I was in the stands at Kenan Stadium when Notre Dame played Carolina exactly 33 years ago tomorrow, and it was a game I’ll never forget. The Irish had a young sophomore quarterback with one of the most colorful names I’ve ever heard. More about that guy in a moment.
Carolina came into the game with a record of 2-2, but the wins had come against the likes of William & Mary – not exactly a football powerhouse – and Virginia, which was the doormat of the ACC in those days. UNC would finish the season at 3-7-1. The Irish came into the game ranked 15th in the nation, and they’d finish the season 8-3. So the Heels really had no business being on the same field with Notre Dame.
But something strange and inexplicable happened that day. The game was scoreless at halftime. Notre Dame – the school of “wake up the echoes” where the so-called “Touchdown Jesus” mural overlooks the football stadium – had been held scoreless by a North Carolina defense that had allowed lowly Virginia to score four touchdowns a week earlier.
In the third quarter, what had been merely strange became truly bizarre. UNC scored twice. And somehow, the Tar Heel defense still held deep into the fourth quarter. With eight minutes left in the game, the 50,000 or so fans who’d crammed into a stadium with 48,000 seats were staring in disbelief at the scoreboard. It said, “North Carolina 14, Notre Dame 0.”
Then Notre Dame quarterback Rick Slagger threw a short touchdown pass to Ted Burgmeier. The Irish tried a two-point conversion but failed. So now it was 14-6.
Later, I realized that what happened next probably was inevitable. In addition to players and coaches, Notre Dame had priests patrolling their sideline. And they had nuns cheering them on behind the end zone. And they had a coach whose last name was “Devine,” for God’s sake.

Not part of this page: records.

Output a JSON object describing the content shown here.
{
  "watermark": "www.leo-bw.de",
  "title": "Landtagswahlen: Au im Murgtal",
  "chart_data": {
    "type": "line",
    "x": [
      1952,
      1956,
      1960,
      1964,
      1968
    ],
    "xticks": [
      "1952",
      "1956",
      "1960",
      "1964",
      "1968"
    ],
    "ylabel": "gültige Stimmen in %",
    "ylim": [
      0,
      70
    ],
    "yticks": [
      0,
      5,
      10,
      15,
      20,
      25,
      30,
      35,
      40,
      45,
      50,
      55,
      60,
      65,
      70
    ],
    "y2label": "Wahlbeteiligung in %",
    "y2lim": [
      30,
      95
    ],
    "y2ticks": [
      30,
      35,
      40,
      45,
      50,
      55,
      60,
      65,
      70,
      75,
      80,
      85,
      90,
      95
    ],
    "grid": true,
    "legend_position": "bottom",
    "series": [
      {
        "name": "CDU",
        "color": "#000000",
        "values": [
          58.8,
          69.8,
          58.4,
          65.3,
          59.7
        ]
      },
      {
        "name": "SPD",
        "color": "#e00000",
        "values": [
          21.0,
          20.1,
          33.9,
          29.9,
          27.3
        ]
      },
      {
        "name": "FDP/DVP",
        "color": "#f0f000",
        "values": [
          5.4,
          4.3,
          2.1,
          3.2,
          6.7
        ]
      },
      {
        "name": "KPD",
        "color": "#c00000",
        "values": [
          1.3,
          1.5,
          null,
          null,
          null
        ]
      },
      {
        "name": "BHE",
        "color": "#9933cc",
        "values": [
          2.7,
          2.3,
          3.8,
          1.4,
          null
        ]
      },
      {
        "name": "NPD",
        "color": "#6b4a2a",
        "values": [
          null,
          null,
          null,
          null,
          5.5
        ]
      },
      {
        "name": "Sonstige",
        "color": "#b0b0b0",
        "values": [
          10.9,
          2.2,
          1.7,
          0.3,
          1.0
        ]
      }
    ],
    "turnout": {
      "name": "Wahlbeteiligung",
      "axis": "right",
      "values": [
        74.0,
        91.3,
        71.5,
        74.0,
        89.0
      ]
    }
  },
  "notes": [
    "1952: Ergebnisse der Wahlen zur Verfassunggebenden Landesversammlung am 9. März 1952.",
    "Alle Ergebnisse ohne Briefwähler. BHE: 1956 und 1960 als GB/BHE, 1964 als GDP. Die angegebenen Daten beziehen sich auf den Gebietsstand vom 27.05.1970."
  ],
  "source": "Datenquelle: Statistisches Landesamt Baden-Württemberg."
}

I’m sure it would be improper to use the phrase “praying their asses off” in reference to priests and nuns, but I have no doubt that something like that was going on among Notre Dame’s sizable contingent of clerical supporters during the game’s final minutes. How are you going to beat a team that has that kind of pull?
Then Devine put in that quarterback who had the world’s most perfect name for a football hero. When his name was announced over the PA system, I remember thinking, No, that can’t really be that guy’s name. And then, in the blink of 100,000 eyes, the kid led the Irish to two scores, including a game-winning 80-yard touchdown pass with one minute showing on the clock.
Final score: Notre Dame 21, North Carolina 14.
It wasn’t until years later when that quarterback had become a household name among even casual sports fans that I realized that maybe Divine Intervention hadn’t been entirely responsible for Notre Dame’s last-minute game winning comeback. See, that Notre Dame kid with the perfect name for a football player was Joe Montana. And after that game in Chapel Hill, Montana made a specialty of pulling out games in the last minute during an NFL career that led him to the Hall of Fame.
So as I said, it was a memorable game – so memorable that I still have the ticket stub.